The government has selected four companies—Videtics, Orange Business, ChapsVision, and Wintics—for security, using eight key metrics: traffic against the flow, presence of people in prohibited zones, crowd movement, abandoned packages, presence or use of weapons, overcrowding, a body on the ground, and fire.

The AI-powered security software employs computer algorithms to analyze real-time images from security cameras and is trained to recognize and send alerts when unusual behavior is detected.

This software has already undergone testing at a football match between Ligue-1 clubs Paris Saint-Germain and Olympique Lyon, during the Cannes Film Festival, and at a Taylor Swift concert.

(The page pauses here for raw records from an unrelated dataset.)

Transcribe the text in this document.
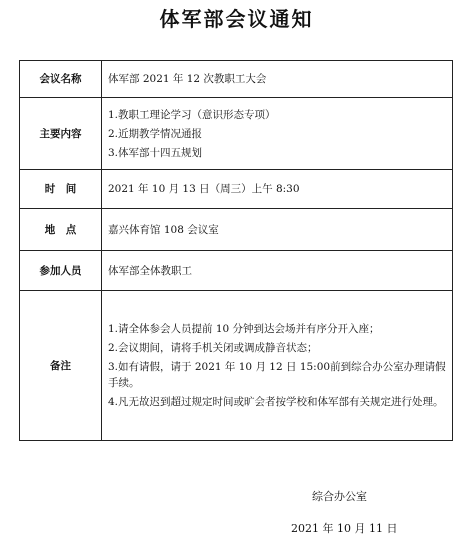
体军部会议通知
会议名称	体军部 2021 年 12 次教职工大会
主要内容	1.教职工理论学习（意识形态专项）
2.近期教学情况通报
3.体军部十四五规划

时　间	2021 年 10 月 13 日（周三）上午 8:30
地　点	嘉兴体育馆 108 会议室
参加人员	体军部全体教职工
备注	1.请全体参会人员提前 10 分钟到达会场并有序分开入座；
2.会议期间，请将手机关闭或调成静音状态；
3.如有请假，请于 2021 年 10 月 12 日 15:00前到综合办公室办理请假手续。
4.凡无故迟到超过规定时间或旷会者按学校和体军部有关规定进行处理。
综合办公室
2021 年 10 月 11 日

Benefits of an AI Surveillance System

During the Olympic Games, the cameras will feature advanced technology and an additional layer of artificial intelligence to enhance video surveillance capabilities. This system will utilize probability analysis to recognize individuals based on factors like age, body shape, or gender, and it will be able to identify specific incidents or events such as crowd movements, as well as accurately identify individuals through biometric data.

The applications for this technology are diverse, spanning both the public sector (police, crowd assessment in public spaces, etc.) and the private sector (audience statistics, premises security, etc.).

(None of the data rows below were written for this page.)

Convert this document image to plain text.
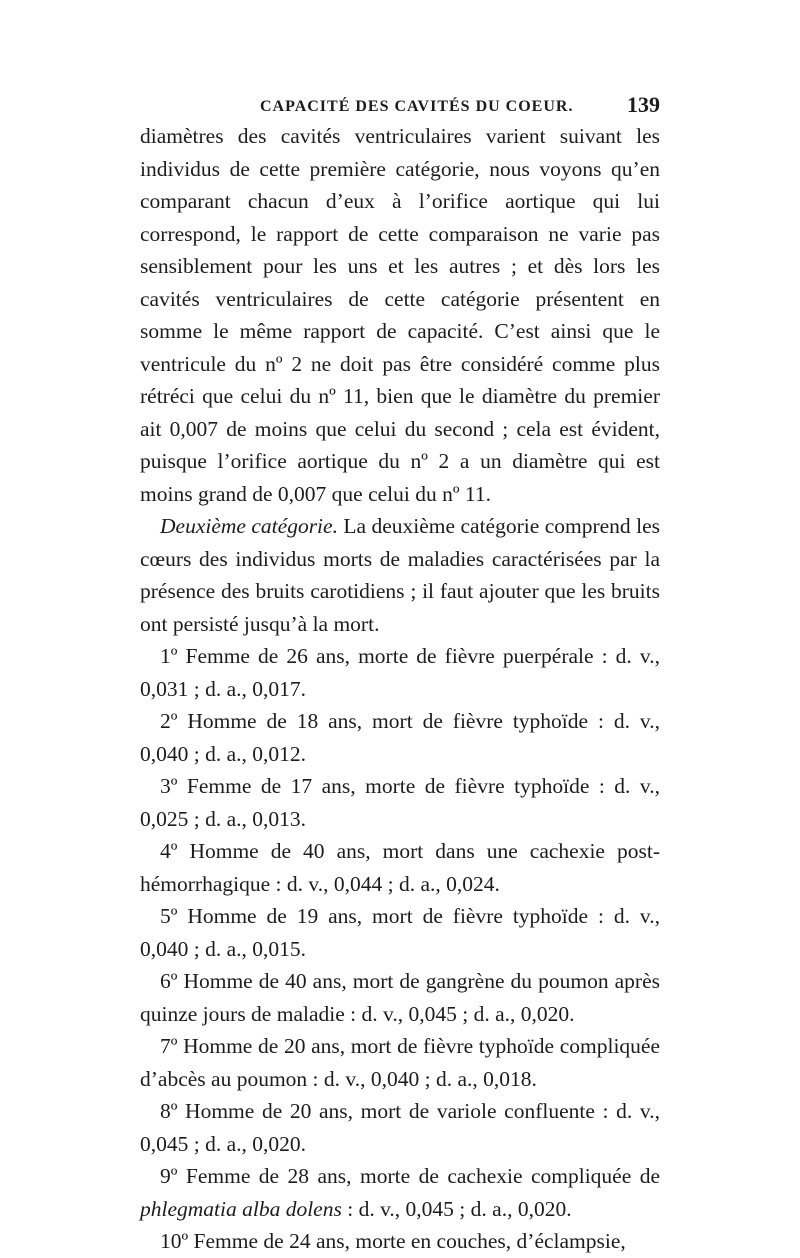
CAPACITÉ DES CAVITÉS DU COEUR. 139

diamètres des cavités ventriculaires varient suivant les individus de cette première catégorie, nous voyons qu’en comparant chacun d’eux à l’orifice aortique qui lui correspond, le rapport de cette comparaison ne varie pas sensiblement pour les uns et les autres ; et dès lors les cavités ventriculaires de cette catégorie présentent en somme le même rapport de capacité. C’est ainsi que le ventricule du nº 2 ne doit pas être considéré comme plus rétréci que celui du nº 11, bien que le diamètre du premier ait 0,007 de moins que celui du second ; cela est évident, puisque l’orifice aortique du nº 2 a un diamètre qui est moins grand de 0,007 que celui du nº 11.

Deuxième catégorie. La deuxième catégorie comprend les cœurs des individus morts de maladies caractérisées par la présence des bruits carotidiens ; il faut ajouter que les bruits ont persisté jusqu’à la mort.

1º Femme de 26 ans, morte de fièvre puerpérale : d. v., 0,031 ; d. a., 0,017.

2º Homme de 18 ans, mort de fièvre typhoïde : d. v., 0,040 ; d. a., 0,012.

3º Femme de 17 ans, morte de fièvre typhoïde : d. v., 0,025 ; d. a., 0,013.

4º Homme de 40 ans, mort dans une cachexie post-hémorrhagique : d. v., 0,044 ; d. a., 0,024.

5º Homme de 19 ans, mort de fièvre typhoïde : d. v., 0,040 ; d. a., 0,015.

6º Homme de 40 ans, mort de gangrène du poumon après quinze jours de maladie : d. v., 0,045 ; d. a., 0,020.

7º Homme de 20 ans, mort de fièvre typhoïde compliquée d’abcès au poumon : d. v., 0,040 ; d. a., 0,018.

8º Homme de 20 ans, mort de variole confluente : d. v., 0,045 ; d. a., 0,020.

9º Femme de 28 ans, morte de cachexie compliquée de phlegmatia alba dolens : d. v., 0,045 ; d. a., 0,020.

10º Femme de 24 ans, morte en couches, d’éclampsie,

Officials believe that this technology could be crucial in preventing incidents like the bombing at the 1996 Olympics in Atlanta or the Nice truck attack in 2016.

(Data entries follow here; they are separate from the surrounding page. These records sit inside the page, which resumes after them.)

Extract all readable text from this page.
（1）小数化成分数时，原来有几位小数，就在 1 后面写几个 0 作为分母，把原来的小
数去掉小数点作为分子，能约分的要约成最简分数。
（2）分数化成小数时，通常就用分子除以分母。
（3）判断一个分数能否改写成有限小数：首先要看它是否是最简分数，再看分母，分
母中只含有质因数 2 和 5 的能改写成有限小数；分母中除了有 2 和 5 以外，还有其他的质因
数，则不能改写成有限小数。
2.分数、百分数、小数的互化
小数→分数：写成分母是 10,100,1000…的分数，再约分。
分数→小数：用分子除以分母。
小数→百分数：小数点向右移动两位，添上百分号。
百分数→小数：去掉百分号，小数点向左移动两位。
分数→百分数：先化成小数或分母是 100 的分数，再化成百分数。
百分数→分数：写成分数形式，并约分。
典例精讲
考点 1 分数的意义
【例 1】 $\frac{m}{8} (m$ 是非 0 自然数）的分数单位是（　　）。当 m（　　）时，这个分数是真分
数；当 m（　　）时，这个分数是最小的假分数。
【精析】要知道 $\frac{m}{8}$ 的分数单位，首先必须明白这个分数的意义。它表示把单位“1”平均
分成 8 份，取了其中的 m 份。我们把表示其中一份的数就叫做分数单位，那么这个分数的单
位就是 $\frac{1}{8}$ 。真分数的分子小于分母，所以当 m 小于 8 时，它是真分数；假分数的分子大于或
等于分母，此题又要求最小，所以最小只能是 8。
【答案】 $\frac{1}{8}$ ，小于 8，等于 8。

However, with over 10,000 athletes and nearly 15 million attendees expected in Paris this summer, the prospect of extensive surveillance has drawn sharp criticism from various stakeholders.

Privacy concerns

The criticism about privacy and being under surveillance at all times has made French lawmakers ban facial recognition and rather focus on abnormal events, crowd movements, abandoned objects, or situations suggesting the committing of an offense, noting “It’s a red line not to be crossed”.

“Re-stocking security apparatus with AI-driven mass surveillance is a dangerous political project which could lead to broad violations of human rights. Every action in a public space will get sucked into a dragnet of surveillance infrastructure, undermining fundamental civic freedoms,” said Agnes Callamard, Secretary General of the Amnesty International, a human rights group.

“These overly broad definitions set by officials to categorize ‘suspicious’ and ‘abnormal’ activities in crowds are highly concerning. We must ask ourselves some urgent questions: Who sets the norm for what is ‘normal’? Officials who control the designations of ‘abnormal or suspicious’ activities in societies also have the power to exacerbate a chilling effect on dissent and protest, and to supercharge discrimination against communities already targeted," she added.

To address privacy concerns, France's Interior Ministry has established an evaluation committee comprising a high-ranking official from the top administrative court, the head of the privacy watchdog (CNIL), four lawmakers, and a mayor. This committee will oversee the trial period, ensuring the protection of civil liberties.

When utilized appropriately, these new technologies can offer crucial safety and security data, including the capacity to identify and examine only the video where an event might have happened, protecting all kinds of big events.

They can also use intelligence insights to improve the fan experience during large-scale events, such as advising guests to bypass lines at entryways, exits, tickets, stadium stands, and other facilities.